Proposal: Introduce [Prototype] Tag for Experimental PRs

Tribler / tribler

Privacy enhanced BitTorrent client with P2P content discovery

https://www.tribler.org

GNU General Public License v3.0

4.77k stars 443 forks source link

Proposal: Introduce [Prototype] Tag for Experimental PRs #7799

Closed kozlovsky closed 4 months ago

kozlovsky commented 8 months ago

Background

Tribler uniquely straddles two worlds: it is both a robust, user-oriented product and a dynamic platform for advanced scientific research. This duality presents a challenging yet fascinating dichotomy in our development approach.

As a product, Tribler targets a broad user base, necessitating a high degree of stability across diverse operating systems. Achieving this requires adherence to stringent standards in development: our code needs to be not only functional but also extensible, well-documented, and rigorously tested. These practices ensure that Tribler remains reliable and adaptable, ready to meet the evolving needs of its users.

Conversely, as a vessel for scientific exploration, Tribler serves as a testbed for innovative and often experimental research. In this context, researchers may need to rapidly prototype to test hypotheses or explore new ideas. Such experimental coding, while invaluable for its insights, may not always align with the rigorous standards set for our user-facing product. It often involves a "quick and dirty" approach, with provisional code that is not intended for long-term integration into the codebase.

This dual nature of Tribler leads to a diverse code landscape where the requirements for stability and innovation coexist, sometimes uneasily.

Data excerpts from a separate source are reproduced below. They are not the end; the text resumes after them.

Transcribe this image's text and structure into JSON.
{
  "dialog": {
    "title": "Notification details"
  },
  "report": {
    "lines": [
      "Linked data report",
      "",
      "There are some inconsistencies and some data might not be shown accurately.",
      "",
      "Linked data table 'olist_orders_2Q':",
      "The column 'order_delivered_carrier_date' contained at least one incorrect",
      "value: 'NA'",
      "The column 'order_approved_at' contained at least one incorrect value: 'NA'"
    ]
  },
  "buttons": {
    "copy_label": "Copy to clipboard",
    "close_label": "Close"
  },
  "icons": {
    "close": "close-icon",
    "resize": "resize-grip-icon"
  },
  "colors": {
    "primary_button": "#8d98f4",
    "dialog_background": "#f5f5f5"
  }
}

Recognizing and embracing these contrasting demands is crucial for our team to continue working productively and innovatively.

Challenge

From time to time, we encounter pull requests that get stuck in the review phase for a long time. In my opinion, such situations are often caused by developers' different assessments of the type of code added to a pull request. The pull request author considers the code he is adding to be a draft and a quick prototype, while the reviewer views the code as part of the Tribler foundation and expects strict criteria to be met.

Proposal: [Prototype] Tag

In this regard, I have a specific proposal: introduce a "Prototype" tag (or, alternatively, the prefix "[Prototype]") with which the author can tag his pull request if it contains experimental code, allowing for more flexible review standards:

Full test coverage is optional
The internal API of the implemented classes may not be perfect.
The structure of new tables in the database may not be universal enough.

Safeguards

According to the saying, "There is nothing more permanent than temporary." It is better to avoid situations where raw code written for a quick experiment becomes the basis for other code that can no longer be easily removed and refactored. So, to prevent prototype code from inadvertently becoming permanent and impacting users:

The PR author must demonstrate that the code won't negatively affect users and that any new database structures are easy to modify or remove.
Prototype code should be explicitly marked as such within the codebase.
Prototype code should not form the basis of user-facing features until it undergoes a thorough review and testing process.

Rationale

This strategy seeks to harmonize the need for swift experimental progress with the imperative of delivering a reliable user experience. It recognizes our dual identity as innovators in scientific research and developers of a user-centric product.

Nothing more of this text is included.